Interesting problem no will do.
Given a function f of n variables (IE: f(a1,a2,a3,a4,...,an)) find a function F on f that yields 0 for all values of any variable in f if f can be written as a linear combination of functions that each contain a subset of the variables in f.
That is, if f(a1,a2,a3,...an) can be written as g1(a1) + g2(a2) + ... + gn(an) OR g(a1, ... , ak) + h(a(k+1), ... , an) or any linear combination of functions that each don't contain every variable in f, then F(f) = 0 for all values of a1,a2,a3,..,an
An example.
if f(x,y,z) = x + y + z, then F(f(x,y,z)) = 0, as f(x,y,z) can be written as a(x) + b(y) + c(z)
if f(x,y,z) = x*y^2 + z(z-1) then F(f(x,y,z)) = 0, as f(x,y,z) can be written as a(x,y) + b(z)
if f(x,y) = (x + y)/(x*y) then F(f(x,y)) = 0 as f(x,y) can be written as 1/x + 1/y which is a(x) + b(y)

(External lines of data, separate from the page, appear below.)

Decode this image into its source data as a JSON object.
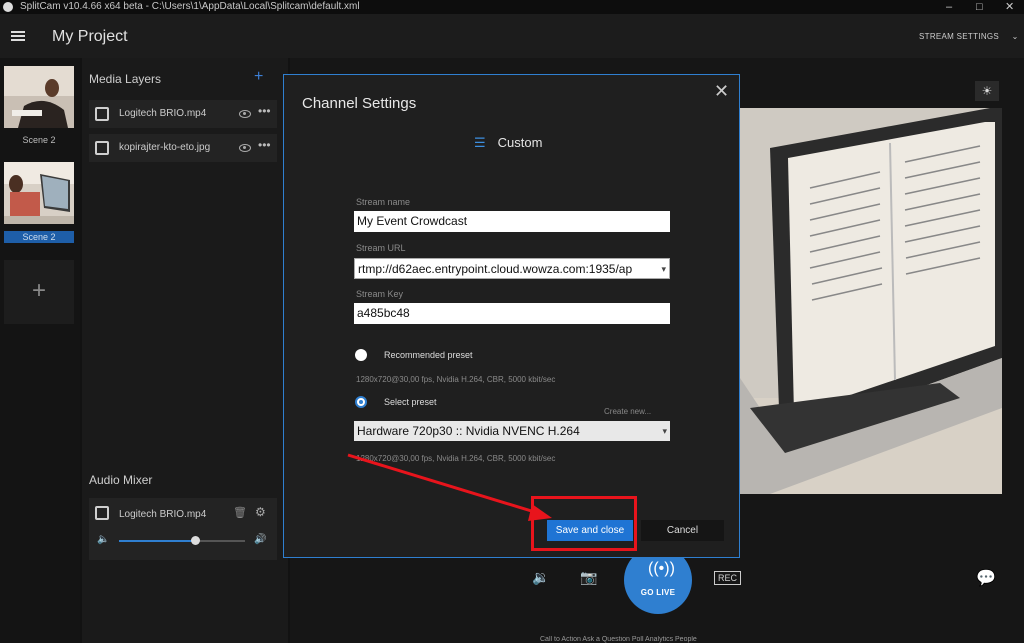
{
  "titlebar": {
    "title": "SplitCam v10.4.66 x64 beta - C:\\Users\\1\\AppData\\Local\\Splitcam\\default.xml",
    "controls": [
      "–",
      "□",
      "✕"
    ]
  },
  "header": {
    "project_title": "My Project",
    "stream_settings": "STREAM SETTINGS",
    "stream_settings_chevron": "⌄"
  },
  "scenes": {
    "items": [
      {
        "label": "Scene 2",
        "active": false
      },
      {
        "label": "Scene 2",
        "active": true
      }
    ],
    "add_glyph": "+"
  },
  "media_layers": {
    "title": "Media Layers",
    "add_glyph": "+",
    "items": [
      {
        "name": "Logitech BRIO.mp4",
        "icon": "video-icon"
      },
      {
        "name": "kopirajter-kto-eto.jpg",
        "icon": "image-icon"
      }
    ],
    "more_glyph": "•••"
  },
  "audio_mixer": {
    "title": "Audio Mixer",
    "item_name": "Logitech BRIO.mp4",
    "volume_level": 0.6
  },
  "dialog": {
    "title": "Channel Settings",
    "close_glyph": "✕",
    "service_label": "Custom",
    "stream_name_label": "Stream name",
    "stream_name_value": "My Event Crowdcast",
    "stream_url_label": "Stream URL",
    "stream_url_value": "rtmp://d62aec.entrypoint.cloud.wowza.com:1935/ap",
    "stream_key_label": "Stream Key",
    "stream_key_value": "a485bc48",
    "recommended_preset_label": "Recommended preset",
    "recommended_preset_desc": "1280x720@30,00 fps, Nvidia H.264, CBR, 5000 kbit/sec",
    "select_preset_label": "Select preset",
    "create_new_label": "Create new...",
    "preset_value": "Hardware 720p30 :: Nvidia NVENC H.264",
    "select_preset_desc": "1280x720@30,00 fps, Nvidia H.264, CBR, 5000 kbit/sec",
    "selected_option": "select_preset",
    "save_label": "Save and close",
    "cancel_label": "Cancel"
  },
  "controls": {
    "go_live_label": "GO LIVE"
  },
  "bottom_strip": {
    "text": "Call to Action   Ask a Question   Poll   Analytics   People"
  },
  "colors": {
    "accent": "#2f7fd0",
    "highlight": "#e8141c",
    "dialog_bg": "#1f1f1f",
    "app_bg": "#121212"
  }
}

However, if f(x,y,z) = x*y*z then F(f(x,y,z)) != 0 for all values of x,y and z because you cannot write f(x,y,z) as a linear combination of functions!

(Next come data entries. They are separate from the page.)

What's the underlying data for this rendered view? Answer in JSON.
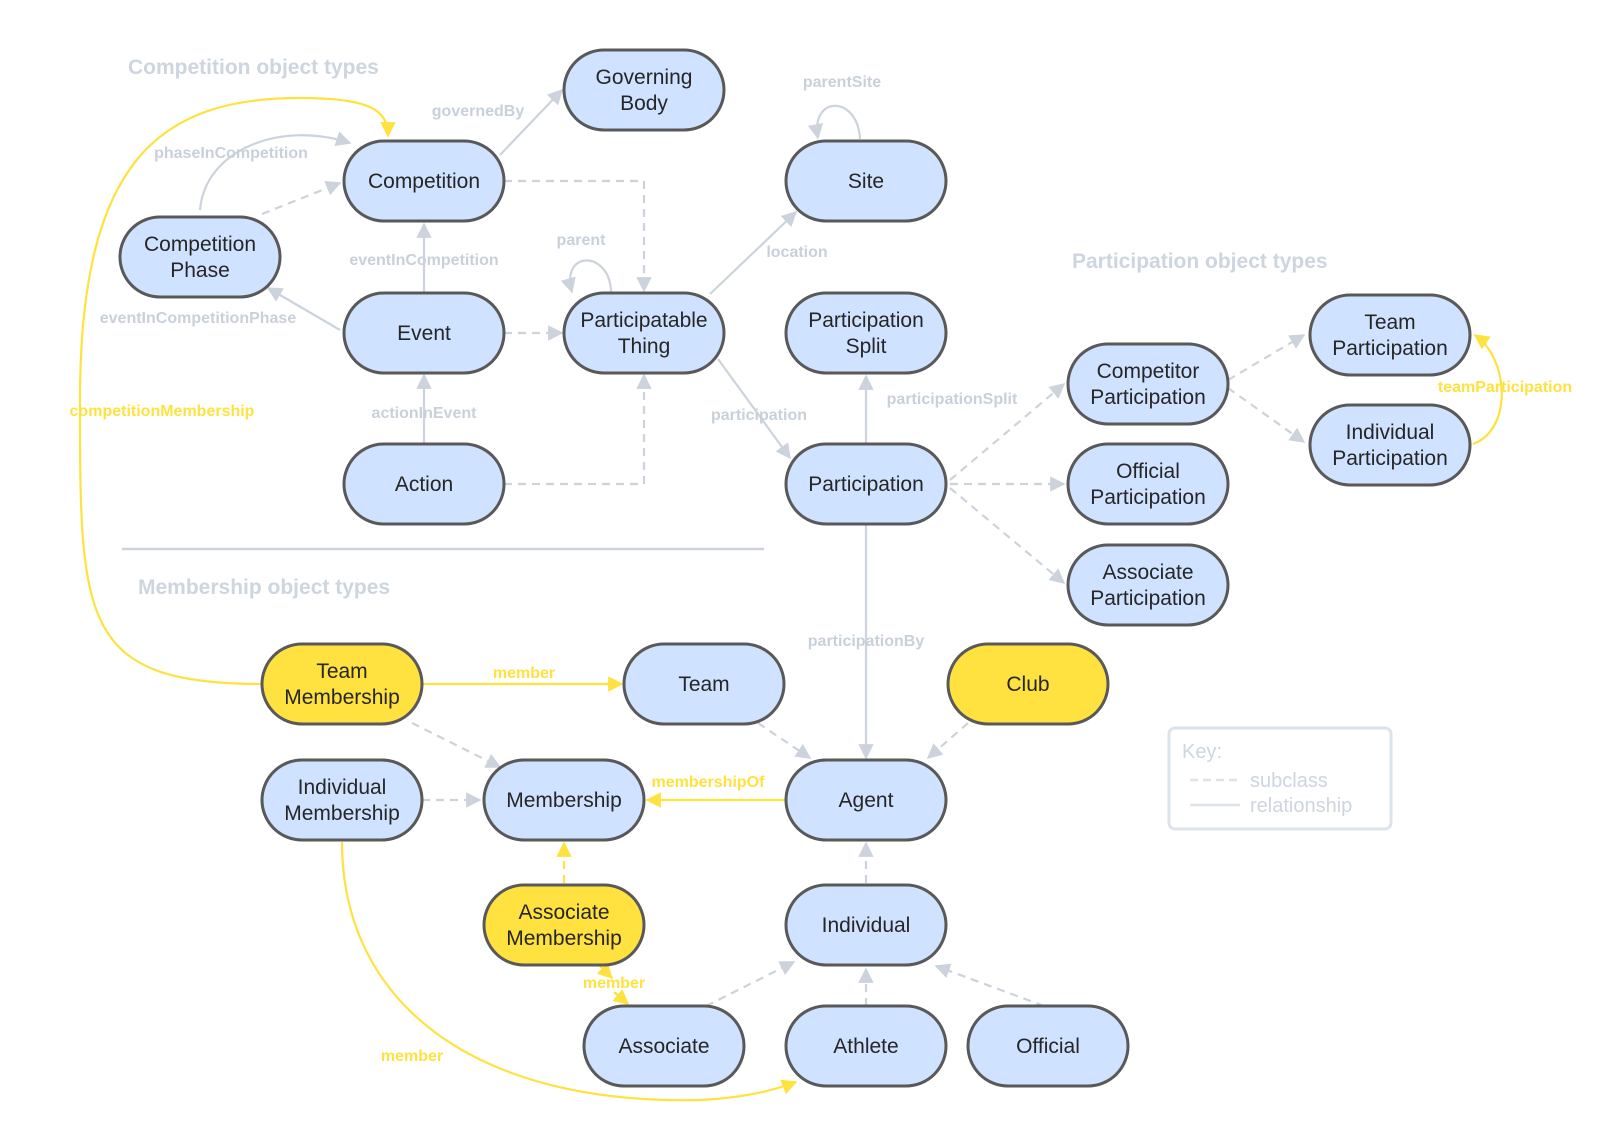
{
  "sections": {
    "competition": "Competition object types",
    "participation": "Participation object types",
    "membership": "Membership object types"
  },
  "nodes": {
    "governing_body": {
      "lines": [
        "Governing",
        "Body"
      ],
      "color": "blue"
    },
    "competition": {
      "lines": [
        "Competition"
      ],
      "color": "blue"
    },
    "competition_phase": {
      "lines": [
        "Competition",
        "Phase"
      ],
      "color": "blue"
    },
    "site": {
      "lines": [
        "Site"
      ],
      "color": "blue"
    },
    "event": {
      "lines": [
        "Event"
      ],
      "color": "blue"
    },
    "participatable_thing": {
      "lines": [
        "Participatable",
        "Thing"
      ],
      "color": "blue"
    },
    "action": {
      "lines": [
        "Action"
      ],
      "color": "blue"
    },
    "participation_split": {
      "lines": [
        "Participation",
        "Split"
      ],
      "color": "blue"
    },
    "participation": {
      "lines": [
        "Participation"
      ],
      "color": "blue"
    },
    "competitor_participation": {
      "lines": [
        "Competitor",
        "Participation"
      ],
      "color": "blue"
    },
    "official_participation": {
      "lines": [
        "Official",
        "Participation"
      ],
      "color": "blue"
    },
    "associate_participation": {
      "lines": [
        "Associate",
        "Participation"
      ],
      "color": "blue"
    },
    "team_participation": {
      "lines": [
        "Team",
        "Participation"
      ],
      "color": "blue"
    },
    "individual_participation": {
      "lines": [
        "Individual",
        "Participation"
      ],
      "color": "blue"
    },
    "team_membership": {
      "lines": [
        "Team",
        "Membership"
      ],
      "color": "yellow"
    },
    "team": {
      "lines": [
        "Team"
      ],
      "color": "blue"
    },
    "club": {
      "lines": [
        "Club"
      ],
      "color": "yellow"
    },
    "individual_membership": {
      "lines": [
        "Individual",
        "Membership"
      ],
      "color": "blue"
    },
    "membership": {
      "lines": [
        "Membership"
      ],
      "color": "blue"
    },
    "agent": {
      "lines": [
        "Agent"
      ],
      "color": "blue"
    },
    "associate_membership": {
      "lines": [
        "Associate",
        "Membership"
      ],
      "color": "yellow"
    },
    "individual": {
      "lines": [
        "Individual"
      ],
      "color": "blue"
    },
    "associate": {
      "lines": [
        "Associate"
      ],
      "color": "blue"
    },
    "athlete": {
      "lines": [
        "Athlete"
      ],
      "color": "blue"
    },
    "official": {
      "lines": [
        "Official"
      ],
      "color": "blue"
    }
  },
  "edge_labels": {
    "governed_by": "governedBy",
    "phase_in_competition": "phaseInCompetition",
    "event_in_competition": "eventInCompetition",
    "event_in_competition_phase": "eventInCompetitionPhase",
    "action_in_event": "actionInEvent",
    "parent": "parent",
    "parent_site": "parentSite",
    "location": "location",
    "participation": "participation",
    "participation_split": "participationSplit",
    "participation_by": "participationBy",
    "team_participation": "teamParticipation",
    "competition_membership": "competitionMembership",
    "member_team": "member",
    "membership_of": "membershipOf",
    "member_associate": "member",
    "member_individual": "member"
  },
  "key": {
    "title": "Key:",
    "subclass": "subclass",
    "relationship": "relationship"
  },
  "colors": {
    "node_blue": "#cfe2ff",
    "node_yellow": "#ffe140",
    "edge_grey": "#ccd3dc",
    "edge_yellow": "#ffe140"
  }
}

One of my attempts at this was this.
F(f(a[0],..,a[n]) = diff(sum(diff(f,a[k]), k = 0..n), a[0],a[1],a[2],...a[n])
This function satisfies all the above conditions, but gives some FALSE positives.
Example. f(x,y,z) = x^2*y + z will yield zero because this is
diff(diff(f,x) + diff(f,y) + diff(f,z),x,y,z) = diff(2*x*y + x^2 + 1, x, y, z) = diff(2*y, y, z) = diff(2, z) = 0
This will work for any such function, however a false positive is
f(x,y,z) = x*y*z
as this is
diff(x*y + y*z + z*x,x,y,z) = diff(y+z,y,z) = diff(1, z) = 0
I wonder if somebody can come up with a function F that has NO false positives.